Report nothing, expect nothing

We have ran out of DHCP addresses on a VLAN dedicated for student's laptops (be it wireless-connected or ethernet-connected). We have decided to split the wireless and wired part to separate VLANs (partly in order to allow the traffic shaping on the wireless part - the air is the bottleneck here, and we want to allow occasional users to work even though there are few bandwidth hogs among the students).

So I allocated a new block of 256 IP addresses, configured a new VLAN, edited the firewall rules, changed the authentication application so that it can work on two /24 IP blocks, etc. Yesterday evening I have reconfigured the public ethernet ports to the new VLAN. Today the students on the ethernet ports should be on a new VLAN, and the wireless access should remain on the original VLAN.

I wondered whether it worked as expected - it seemed that one of the switches in concern had unusually low traffic. I walked downstairs to the rooms where the public ethernet ports are, and asked the students whether their network connection was working correctly. In one room they replied that everything is OK, but the other room was full of students just sitting there with their laptops (probably connected over a slow WiFi link), and when I asked about their connections, they said that the it is not working. It remains beyond my imagination why they did not report the problem to us. Report nothing, expect nothing. I will try to fix the problem when I get some time.

Update - Wed, 19 Oct 2005: Allied-Telesyn switches are crap

I have power-cycled one of the switches between that computer room and our router, and it started to work. We have about seven switches from Allied-Telesyn, four of them have already been replaced because they were faulty. Especially their low-end switches are crap - no SSH, no Q-BRIDGE-MIB, no text configuration which could be saved over TFTP, etc.
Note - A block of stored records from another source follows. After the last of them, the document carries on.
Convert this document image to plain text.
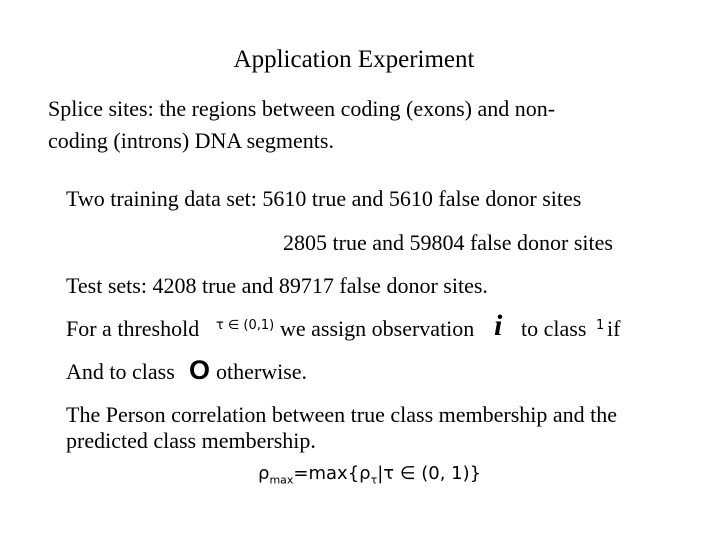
Application Experiment
Splice sites: the regions between coding (exons) and non-
coding (introns) DNA segments.
Two training data set: 5610 true and 5610 false donor sites
2805 true and 59804 false donor sites
Test sets: 4208 true and 89717 false donor sites.
For a threshold τ ∈ (0,1) we assign observation i to class 1 if
And to class O otherwise.
The Person correlation between true class membership and the
predicted class membership.
$\rho_{max}=\max\{\rho_\tau|\tau$ ∈ (0, 1)}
Even the high-end ones (such as the AT-9812T I've just power cycled) have their problems (only SSHv1 with 56-bit DES, no free firmware upgrades, etc).

That said, A-T switches of course have some nice features: AT-98xx reboots itself very fast (under five seconds) - I suspect they do most of the switching in hardware and keep the hardware running even during reboots. Their in-advance replacement warranty is also good.

However, I recommend HP switches for LANs. If you are building a LAN, do not buy Cisco or A-T. HP is simply better: text-based configs, lifetime warranty with in-advance replacement, real DB-9 serial connectors (null-modem cable included), firmware freely downloadable from their web site, OpenSSH, broad support for standards (incl. Q-BRIDGE-MIB, for example), automatic MDI/MDI-X detection, etc.